A young man who was diagnosed with a rare disability after gaining a silver Duke of Edinburgh Award has showcased his determination by achieving gold.
Tim Croydon, 24, of Flempton, has to use a wheelchair due to the rare and complex degenerative neurological condition Hereditary Spastic Paraplegia Type SPG 11.
He was having problems walking while completing his silver Duke of Edinburgh Award aged 17 and was diagnosed two years later.
This didn’t deter him from embarking on the gold award and, following a specialist expedition, he was presented with the accolade by adventurer Oliver Hicks at St James’s Palace, where he was congratulated by The Duke of Edinburgh.
His mum Hilary said: “We are very proud of Tim because he has never wavered in his determination to achieve the gold award.
“The D of E team were very flexible in their approach to disability, while ensuring that the expeditions were challenging.
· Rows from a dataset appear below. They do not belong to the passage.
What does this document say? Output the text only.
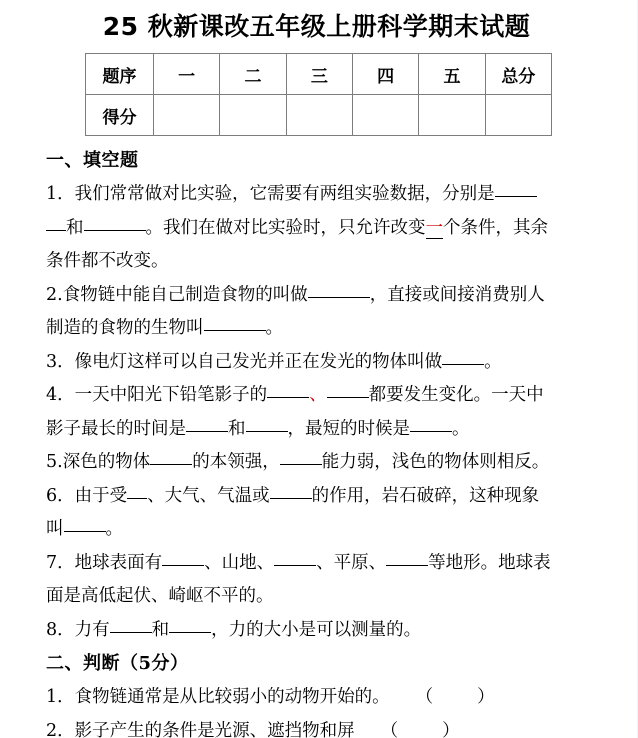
25 秋新课改五年级上册科学期末试题
题序	一	二	三	四	五	总分
得分						
一、填空题
1．我们常常做对比实验，它需要有两组实验数据，分别是
和	。我们在做对比实验时，只允许改变一个条件，其余
条件都不改变。
2.食物链中能自己制造食物的叫做	，直接或间接消费别人
制造的食物的生物叫	。
3．像电灯这样可以自己发光并正在发光的物体叫做 。
4．一天中阳光下铅笔影子的 、 都要发生变化。一天中
影子最长的时间是 和 ，最短的时候是 。
5.深色的物体 的本领强， 能力弱，浅色的物体则相反。
6．由于受 、大气、气温或 的作用，岩石破碎，这种现象
叫 。
7．地球表面有 、山地、 、平原、 等地形。地球表
面是高低起伏、崎岖不平的。
8．力有 和 ，力的大小是可以测量的。
二、判断（5分）
1．食物链通常是从比较弱小的动物开始的。 （	）
2．影子产生的条件是光源、遮挡物和屏 （	）
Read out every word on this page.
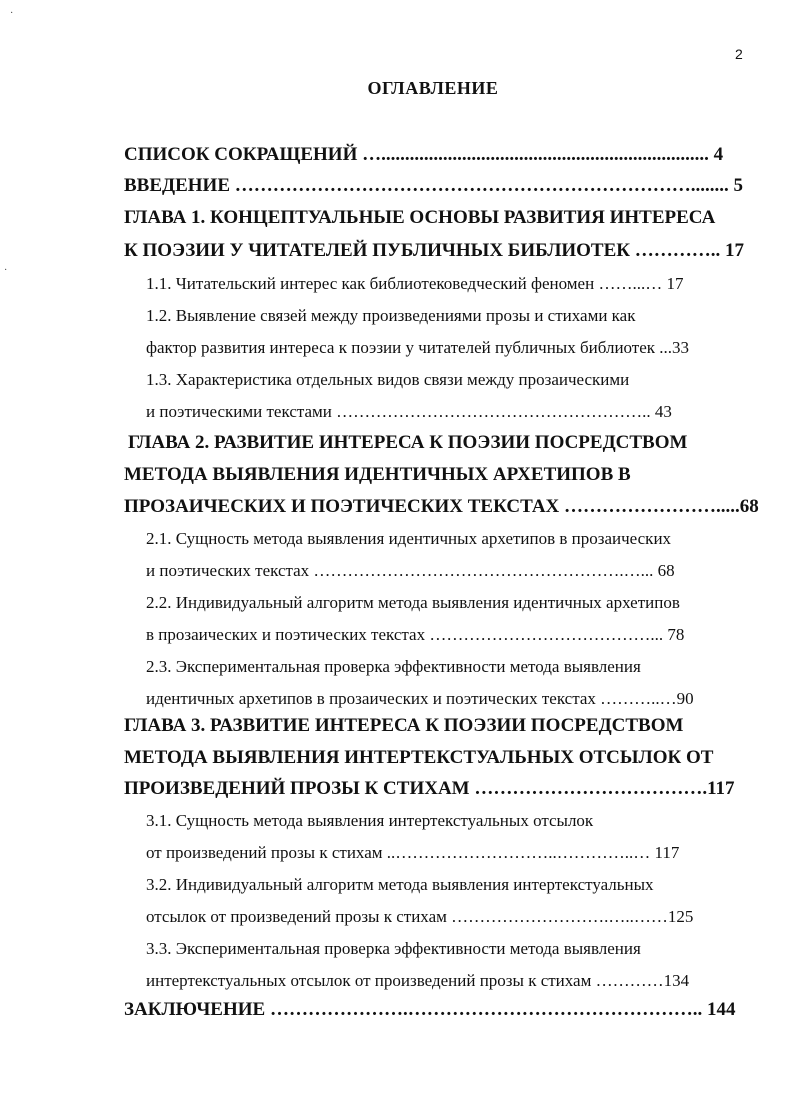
2
ОГЛАВЛЕНИЕ
·
·
СПИСОК СОКРАЩЕНИЙ …..................................................................... 4
ВВЕДЕНИЕ ………………………………………………………………........ 5
ГЛАВА 1. КОНЦЕПТУАЛЬНЫЕ ОСНОВЫ РАЗВИТИЯ ИНТЕРЕСА
К ПОЭЗИИ У ЧИТАТЕЛЕЙ ПУБЛИЧНЫХ БИБЛИОТЕК ………….. 17
1.1. Читательский интерес как библиотековедческий феномен ……...… 17
1.2. Выявление связей между произведениями прозы и стихами как
фактор развития интереса к поэзии у читателей публичных библиотек ...33
1.3. Характеристика отдельных видов связи между прозаическими
и поэтическими текстами ……………………………………………….. 43
ГЛАВА 2. РАЗВИТИЕ ИНТЕРЕСА К ПОЭЗИИ ПОСРЕДСТВОМ
МЕТОДА ВЫЯВЛЕНИЯ ИДЕНТИЧНЫХ АРХЕТИПОВ В
ПРОЗАИЧЕСКИХ И ПОЭТИЧЕСКИХ ТЕКСТАХ …………………….....68
2.1. Сущность метода выявления идентичных архетипов в прозаических
и поэтических текстах ……………………………………………….…... 68
2.2. Индивидуальный алгоритм метода выявления идентичных архетипов
в прозаических и поэтических текстах …………………………………... 78
2.3. Экспериментальная проверка эффективности метода выявления
идентичных архетипов в прозаических и поэтических текстах ………..…90
ГЛАВА 3. РАЗВИТИЕ ИНТЕРЕСА К ПОЭЗИИ ПОСРЕДСТВОМ
МЕТОДА ВЫЯВЛЕНИЯ ИНТЕРТЕКСТУАЛЬНЫХ ОТСЫЛОК ОТ
ПРОИЗВЕДЕНИЙ ПРОЗЫ К СТИХАМ ……………………………….117
3.1. Сущность метода выявления интертекстуальных отсылок
от произведений прозы к стихам ..………………………..…………..… 117
3.2. Индивидуальный алгоритм метода выявления интертекстуальных
отсылок от произведений прозы к стихам ……………………….…..……125
3.3. Экспериментальная проверка эффективности метода выявления
интертекстуальных отсылок от произведений прозы к стихам …………134
ЗАКЛЮЧЕНИЕ ………………….……………………………………….. 144
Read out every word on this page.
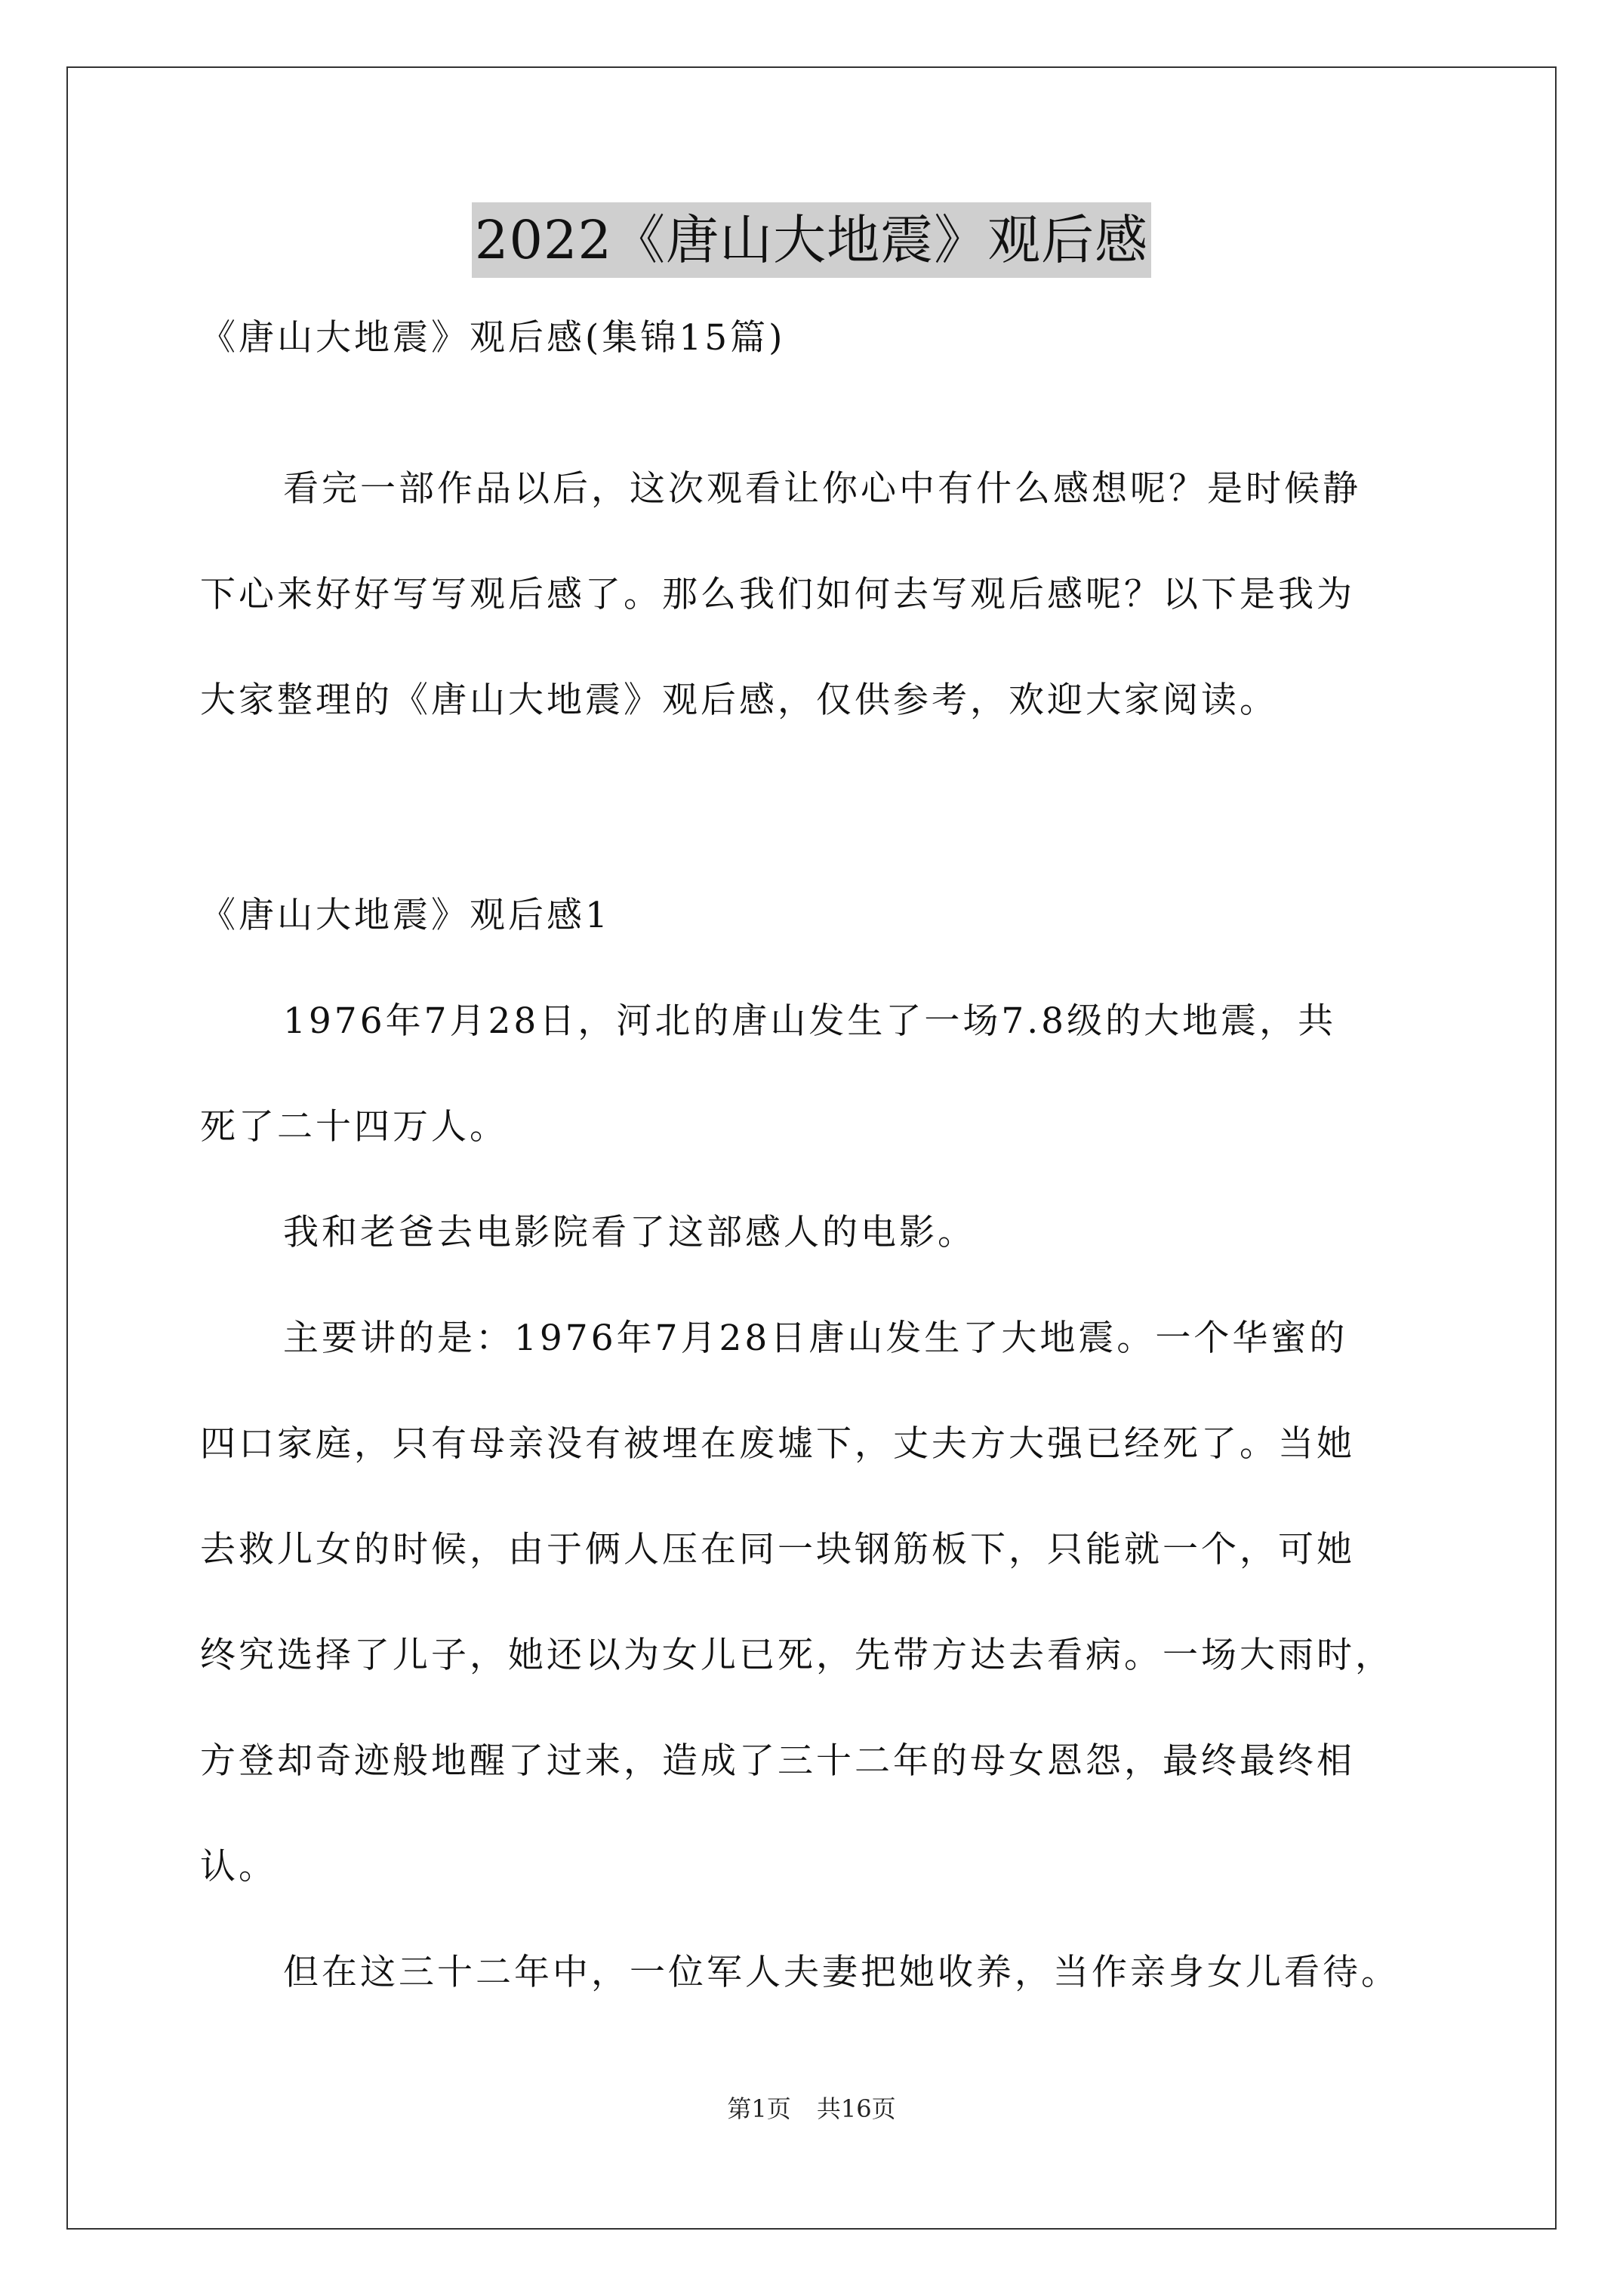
2022《唐山大地震》观后感
《唐山大地震》观后感(集锦15篇)
看完一部作品以后，这次观看让你心中有什么感想呢？是时候静
下心来好好写写观后感了。那么我们如何去写观后感呢？以下是我为
大家整理的《唐山大地震》观后感，仅供参考，欢迎大家阅读。
《唐山大地震》观后感1
1976年7月28日，河北的唐山发生了一场7.8级的大地震，共
死了二十四万人。
我和老爸去电影院看了这部感人的电影。
主要讲的是：1976年7月28日唐山发生了大地震。一个华蜜的
四口家庭，只有母亲没有被埋在废墟下，丈夫方大强已经死了。当她
去救儿女的时候，由于俩人压在同一块钢筋板下，只能就一个，可她
终究选择了儿子，她还以为女儿已死，先带方达去看病。一场大雨时，
方登却奇迹般地醒了过来，造成了三十二年的母女恩怨，最终最终相
认。
但在这三十二年中，一位军人夫妻把她收养，当作亲身女儿看待。
第1页 共16页
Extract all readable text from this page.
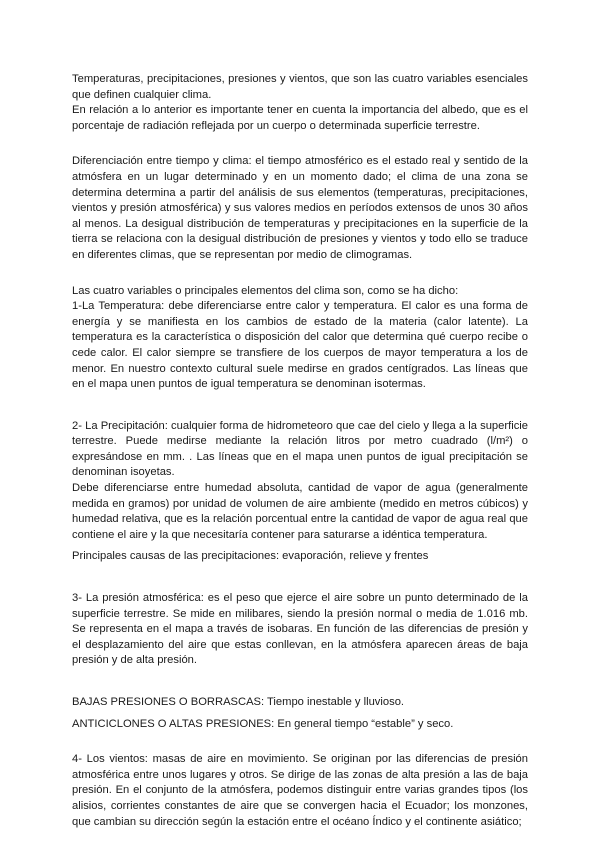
Temperaturas, precipitaciones, presiones y vientos, que son las cuatro variables esenciales que definen cualquier clima.

En relación a lo anterior es importante tener en cuenta la importancia del albedo, que es el porcentaje de radiación reflejada por un cuerpo o determinada superficie terrestre.

Diferenciación entre tiempo y clima: el tiempo atmosférico es el estado real y sentido de la atmósfera en un lugar determinado y en un momento dado; el clima de una zona se determina determina a partir del análisis de sus elementos (temperaturas, precipitaciones, vientos y presión atmosférica) y sus valores medios en períodos extensos de unos 30 años al menos. La desigual distribución de temperaturas y precipitaciones en la superficie de la tierra se relaciona con la desigual distribución de presiones y vientos y todo ello se traduce en diferentes climas, que se representan por medio de climogramas.

Las cuatro variables o principales elementos del clima son, como se ha dicho:

1-La Temperatura: debe diferenciarse entre calor y temperatura. El calor es una forma de energía y se manifiesta en los cambios de estado de la materia (calor latente). La temperatura es la característica o disposición del calor que determina qué cuerpo recibe o cede calor. El calor siempre se transfiere de los cuerpos de mayor temperatura a los de menor. En nuestro contexto cultural suele medirse en grados centígrados. Las líneas que en el mapa unen puntos de igual temperatura se denominan isotermas.

2- La Precipitación: cualquier forma de hidrometeoro que cae del cielo y llega a la superficie terrestre. Puede medirse mediante la relación litros por metro cuadrado (l/m²) o expresándose en mm. . Las líneas que en el mapa unen puntos de igual precipitación se denominan isoyetas.

Debe diferenciarse entre humedad absoluta, cantidad de vapor de agua (generalmente medida en gramos) por unidad de volumen de aire ambiente (medido en metros cúbicos) y humedad relativa, que es la relación porcentual entre la cantidad de vapor de agua real que contiene el aire y la que necesitaría contener para saturarse a idéntica temperatura.

Principales causas de las precipitaciones: evaporación, relieve y frentes

3- La presión atmosférica: es el peso que ejerce el aire sobre un punto determinado de la superficie terrestre. Se mide en milibares, siendo la presión normal o media de 1.016 mb. Se representa en el mapa a través de isobaras. En función de las diferencias de presión y el desplazamiento del aire que estas conllevan, en la atmósfera aparecen áreas de baja presión y de alta presión.

BAJAS PRESIONES O BORRASCAS: Tiempo inestable y lluvioso.

ANTICICLONES O ALTAS PRESIONES: En general tiempo “estable” y seco.

4- Los vientos: masas de aire en movimiento. Se originan por las diferencias de presión atmosférica entre unos lugares y otros. Se dirige de las zonas de alta presión a las de baja presión. En el conjunto de la atmósfera, podemos distinguir entre varias grandes tipos (los alisios, corrientes constantes de aire que se convergen hacia el Ecuador; los monzones, que cambian su dirección según la estación entre el océano Índico y el continente asiático;
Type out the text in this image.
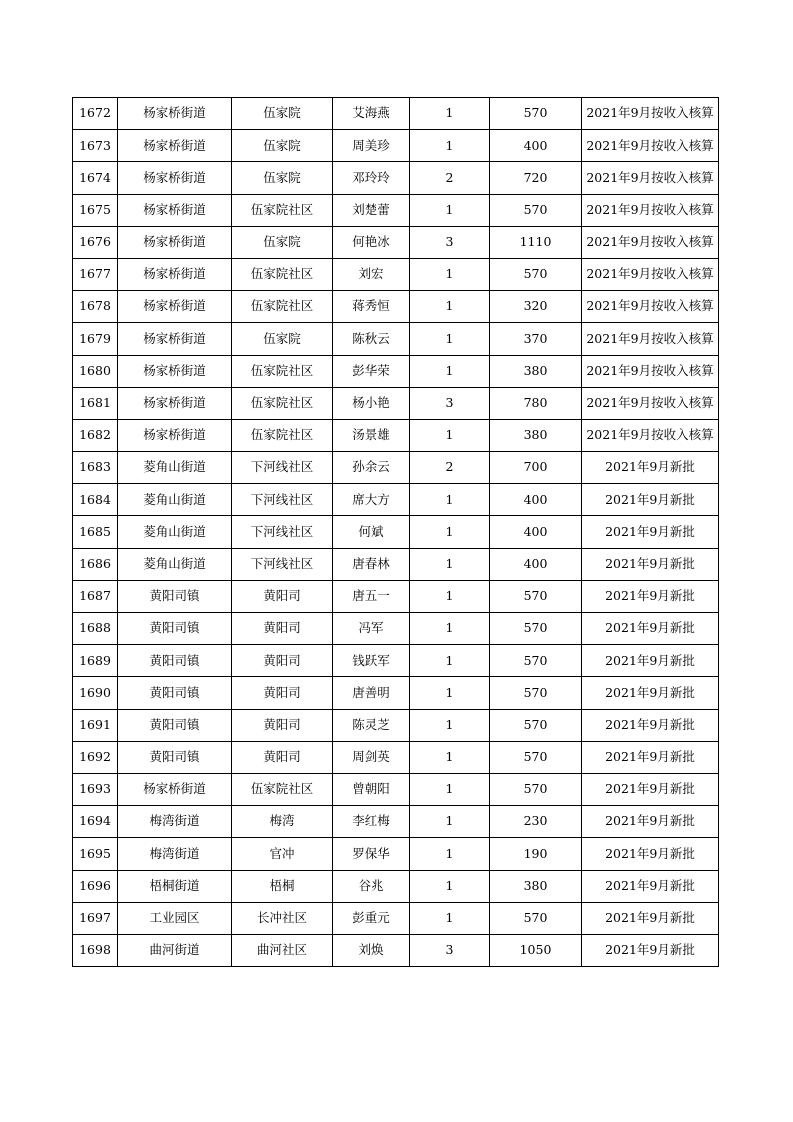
1672	杨家桥街道	伍家院	艾海燕	1	570	2021年9月按收入核算
1673	杨家桥街道	伍家院	周美珍	1	400	2021年9月按收入核算
1674	杨家桥街道	伍家院	邓玲玲	2	720	2021年9月按收入核算
1675	杨家桥街道	伍家院社区	刘楚蕾	1	570	2021年9月按收入核算
1676	杨家桥街道	伍家院	何艳冰	3	1110	2021年9月按收入核算
1677	杨家桥街道	伍家院社区	刘宏	1	570	2021年9月按收入核算
1678	杨家桥街道	伍家院社区	蒋秀恒	1	320	2021年9月按收入核算
1679	杨家桥街道	伍家院	陈秋云	1	370	2021年9月按收入核算
1680	杨家桥街道	伍家院社区	彭华荣	1	380	2021年9月按收入核算
1681	杨家桥街道	伍家院社区	杨小艳	3	780	2021年9月按收入核算
1682	杨家桥街道	伍家院社区	汤景雄	1	380	2021年9月按收入核算
1683	菱角山街道	下河线社区	孙余云	2	700	2021年9月新批
1684	菱角山街道	下河线社区	席大方	1	400	2021年9月新批
1685	菱角山街道	下河线社区	何斌	1	400	2021年9月新批
1686	菱角山街道	下河线社区	唐春林	1	400	2021年9月新批
1687	黄阳司镇	黄阳司	唐五一	1	570	2021年9月新批
1688	黄阳司镇	黄阳司	冯军	1	570	2021年9月新批
1689	黄阳司镇	黄阳司	钱跃军	1	570	2021年9月新批
1690	黄阳司镇	黄阳司	唐善明	1	570	2021年9月新批
1691	黄阳司镇	黄阳司	陈灵芝	1	570	2021年9月新批
1692	黄阳司镇	黄阳司	周剑英	1	570	2021年9月新批
1693	杨家桥街道	伍家院社区	曾朝阳	1	570	2021年9月新批
1694	梅湾街道	梅湾	李红梅	1	230	2021年9月新批
1695	梅湾街道	官冲	罗保华	1	190	2021年9月新批
1696	梧桐街道	梧桐	谷兆	1	380	2021年9月新批
1697	工业园区	长冲社区	彭重元	1	570	2021年9月新批
1698	曲河街道	曲河社区	刘焕	3	1050	2021年9月新批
Disability is not a barrier to the D of E gold award.”
Tim, who attended King Edward VI School, worked through the various elements of the award and arranged a specialist expedition through the Bendrigg Trust charity.
The expedition in the Lake District included canoeing and the use of a power chair.
He said: “I volunteered with the youth club at Fornham St Martin and I played with Bury Bombers Wheelchair Basketball Club for the sport section. I’ve enjoyed everything I’ve done for the awards but especially canoeing in the Lake District and getting to know new people.”